Is There a Connection Between Cerebellar Volume in Schizophrenia or Bipolar Disorder?

As I was doing more research on the link between the cerebellum and bipolar disorder this afternoon I stumbled upon a study from November 2014 that compared the cerebellar volume in patients with schizophrenia and bipolar disorder.

The research was led by Josselin Houenou (INSERM, Créteil, France). The objective of the study was to compare cerebellar volume between patients with bipolar disorder, patients with schizophrenia, and healthy controls. In addition, the researchers looked at the influence of psychotic features on cerebellar size in patients with bipolar disorder.

The study, “Cerebellar Volume in Schizophrenia and Bipolar I Disorder With and Without Psychotic Features,” was published in the November 2014 journal Acta Psychiatrica Scandinavica.

Houenou and colleagues found that bilateral cerebellar cortical volumes were smaller in patients with schizophrenia compared with patients with bipolar I disorder and healthy controls. Interestingly, they also found no significant difference in cerebellar volume between bipolar patients with and without psychotic features.
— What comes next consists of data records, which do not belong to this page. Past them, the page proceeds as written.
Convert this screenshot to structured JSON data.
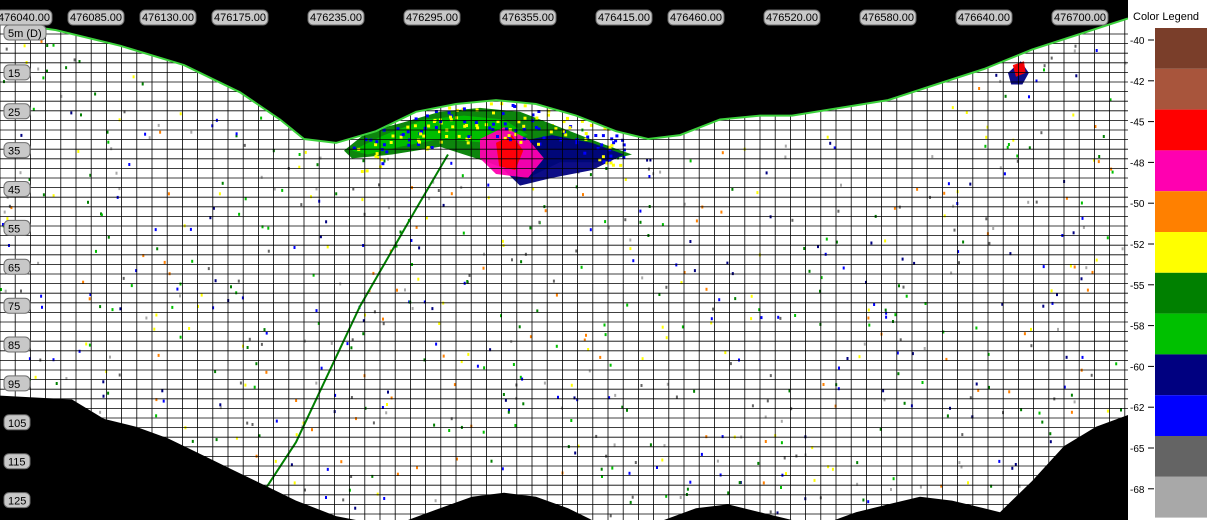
{
  "chart_data": {
    "type": "heatmap",
    "title": "",
    "x_axis": {
      "label": "",
      "range": [
        476025,
        476730
      ],
      "ticks": [
        476040,
        476085,
        476130,
        476175,
        476235,
        476295,
        476355,
        476415,
        476460,
        476520,
        476580,
        476640,
        476700
      ],
      "tick_labels": [
        "476040.00",
        "476085.00",
        "476130.00",
        "476175.00",
        "476235.00",
        "476295.00",
        "476355.00",
        "476415.00",
        "476460.00",
        "476520.00",
        "476580.00",
        "476640.00",
        "476700.00"
      ]
    },
    "y_axis": {
      "label": "",
      "range": [
        5,
        130
      ],
      "inverted": true,
      "ticks": [
        5,
        15,
        25,
        35,
        45,
        55,
        65,
        75,
        85,
        95,
        105,
        115,
        125
      ],
      "tick_labels": [
        "5m (D)",
        "15",
        "25",
        "35",
        "45",
        "55",
        "65",
        "75",
        "85",
        "95",
        "105",
        "115",
        "125"
      ]
    },
    "grid": true,
    "legend": {
      "title": "Color Legend",
      "placement": "right",
      "values": [
        -40,
        -42,
        -45,
        -48,
        -50,
        -52,
        -55,
        -58,
        -60,
        -62,
        -65,
        -68
      ],
      "colors": [
        "#7a3e2a",
        "#a8553c",
        "#ff0000",
        "#ff00b0",
        "#ff8000",
        "#ffff00",
        "#008000",
        "#00c000",
        "#000080",
        "#0000ff",
        "#646464",
        "#a8a8a8"
      ]
    },
    "surface_profile": [
      [
        476025,
        2
      ],
      [
        476060,
        4
      ],
      [
        476100,
        8
      ],
      [
        476140,
        13
      ],
      [
        476175,
        20
      ],
      [
        476200,
        27
      ],
      [
        476215,
        32
      ],
      [
        476235,
        33
      ],
      [
        476260,
        30
      ],
      [
        476285,
        25
      ],
      [
        476310,
        23
      ],
      [
        476335,
        22
      ],
      [
        476360,
        23
      ],
      [
        476385,
        26
      ],
      [
        476410,
        30
      ],
      [
        476430,
        32
      ],
      [
        476450,
        31
      ],
      [
        476475,
        27
      ],
      [
        476500,
        26
      ],
      [
        476520,
        26
      ],
      [
        476550,
        24
      ],
      [
        476580,
        22
      ],
      [
        476610,
        18
      ],
      [
        476640,
        14
      ],
      [
        476670,
        9
      ],
      [
        476700,
        5
      ],
      [
        476730,
        1
      ]
    ],
    "bottom_profile": [
      [
        476025,
        98
      ],
      [
        476070,
        99
      ],
      [
        476090,
        104
      ],
      [
        476110,
        106
      ],
      [
        476130,
        109
      ],
      [
        476150,
        113
      ],
      [
        476170,
        117
      ],
      [
        476190,
        121
      ],
      [
        476210,
        125
      ],
      [
        476235,
        129
      ],
      [
        476260,
        131
      ],
      [
        476280,
        130
      ],
      [
        476300,
        127
      ],
      [
        476320,
        124
      ],
      [
        476340,
        123
      ],
      [
        476360,
        124
      ],
      [
        476380,
        127
      ],
      [
        476395,
        130
      ],
      [
        476410,
        131
      ],
      [
        476440,
        130
      ],
      [
        476460,
        127
      ],
      [
        476480,
        126
      ],
      [
        476500,
        128
      ],
      [
        476520,
        130
      ],
      [
        476540,
        131
      ],
      [
        476560,
        128
      ],
      [
        476580,
        126
      ],
      [
        476600,
        124
      ],
      [
        476620,
        125
      ],
      [
        476640,
        127
      ],
      [
        476650,
        128
      ],
      [
        476670,
        120
      ],
      [
        476690,
        111
      ],
      [
        476710,
        106
      ],
      [
        476730,
        103
      ]
    ],
    "echo_layers": [
      {
        "level": -55,
        "points": [
          [
            476240,
            35
          ],
          [
            476255,
            30
          ],
          [
            476275,
            28
          ],
          [
            476300,
            25
          ],
          [
            476325,
            24
          ],
          [
            476350,
            25
          ],
          [
            476375,
            29
          ],
          [
            476400,
            33
          ],
          [
            476420,
            36
          ],
          [
            476400,
            38
          ],
          [
            476375,
            38
          ],
          [
            476355,
            42
          ],
          [
            476330,
            38
          ],
          [
            476300,
            34
          ],
          [
            476270,
            36
          ],
          [
            476245,
            37
          ]
        ]
      },
      {
        "level": -58,
        "points": [
          [
            476245,
            35
          ],
          [
            476265,
            31
          ],
          [
            476290,
            27
          ],
          [
            476315,
            26
          ],
          [
            476340,
            27
          ],
          [
            476355,
            31
          ],
          [
            476330,
            33
          ],
          [
            476300,
            32
          ],
          [
            476275,
            34
          ],
          [
            476255,
            36
          ]
        ]
      },
      {
        "level": -60,
        "points": [
          [
            476345,
            33
          ],
          [
            476370,
            31
          ],
          [
            476395,
            33
          ],
          [
            476415,
            36
          ],
          [
            476395,
            40
          ],
          [
            476370,
            42
          ],
          [
            476350,
            44
          ],
          [
            476340,
            40
          ]
        ]
      },
      {
        "level": -48,
        "points": [
          [
            476325,
            32
          ],
          [
            476340,
            29
          ],
          [
            476355,
            32
          ],
          [
            476365,
            37
          ],
          [
            476355,
            42
          ],
          [
            476335,
            41
          ],
          [
            476325,
            37
          ]
        ]
      },
      {
        "level": -45,
        "points": [
          [
            476335,
            33
          ],
          [
            476345,
            31
          ],
          [
            476352,
            35
          ],
          [
            476347,
            40
          ],
          [
            476337,
            39
          ]
        ]
      },
      {
        "level": -60,
        "points": [
          [
            476655,
            15
          ],
          [
            476663,
            12
          ],
          [
            476668,
            15
          ],
          [
            476664,
            18
          ],
          [
            476657,
            18
          ]
        ]
      },
      {
        "level": -45,
        "points": [
          [
            476658,
            13
          ],
          [
            476665,
            12
          ],
          [
            476666,
            15
          ],
          [
            476660,
            16
          ]
        ]
      }
    ],
    "target_trace": {
      "level": -55,
      "points": [
        [
          476175,
          132
        ],
        [
          476210,
          110
        ],
        [
          476250,
          75
        ],
        [
          476285,
          50
        ],
        [
          476305,
          36
        ]
      ]
    }
  }
}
The team concluded that a reduction in cerebellar volume is specific to schizophrenia but that cerebellar abnormalities in people with bipolar disorder seem to be ‘more subtle’ than simply a reduction in cerebellar volume.

Conclusion: Is Gaining a Better Understanding of the Cerebellum the Next Frontier for Neuroscience in the Early 21st Century?

The University of Iowa researchers hope that new insights provided by the T1rho imaging will lead to a better understanding of specific brain abnormalities that underlie bipolar disease. Johnson and Wemmie are optimistic that these findings might lead to more fine-tuned methods of diagnosing and treating bipolar disorders.

In a press release Casey Johnson concludes, “Our paper, with this new technique, starts to bring all these pieces of evidence together for the first time.”

Although lithium can be an effective mood stabilizer for people with bipolar disorder, it has a laundry list of unpleasant side effects.

Senior author John Wemmie concluded, “If lithium’s effect on the cerebellum is the key to its effectiveness as a mood stabilizer, then a more targeted treatment that causes the same change in the cerebellum without affecting other systems might be a better treatment for patients with bipolar disorder.”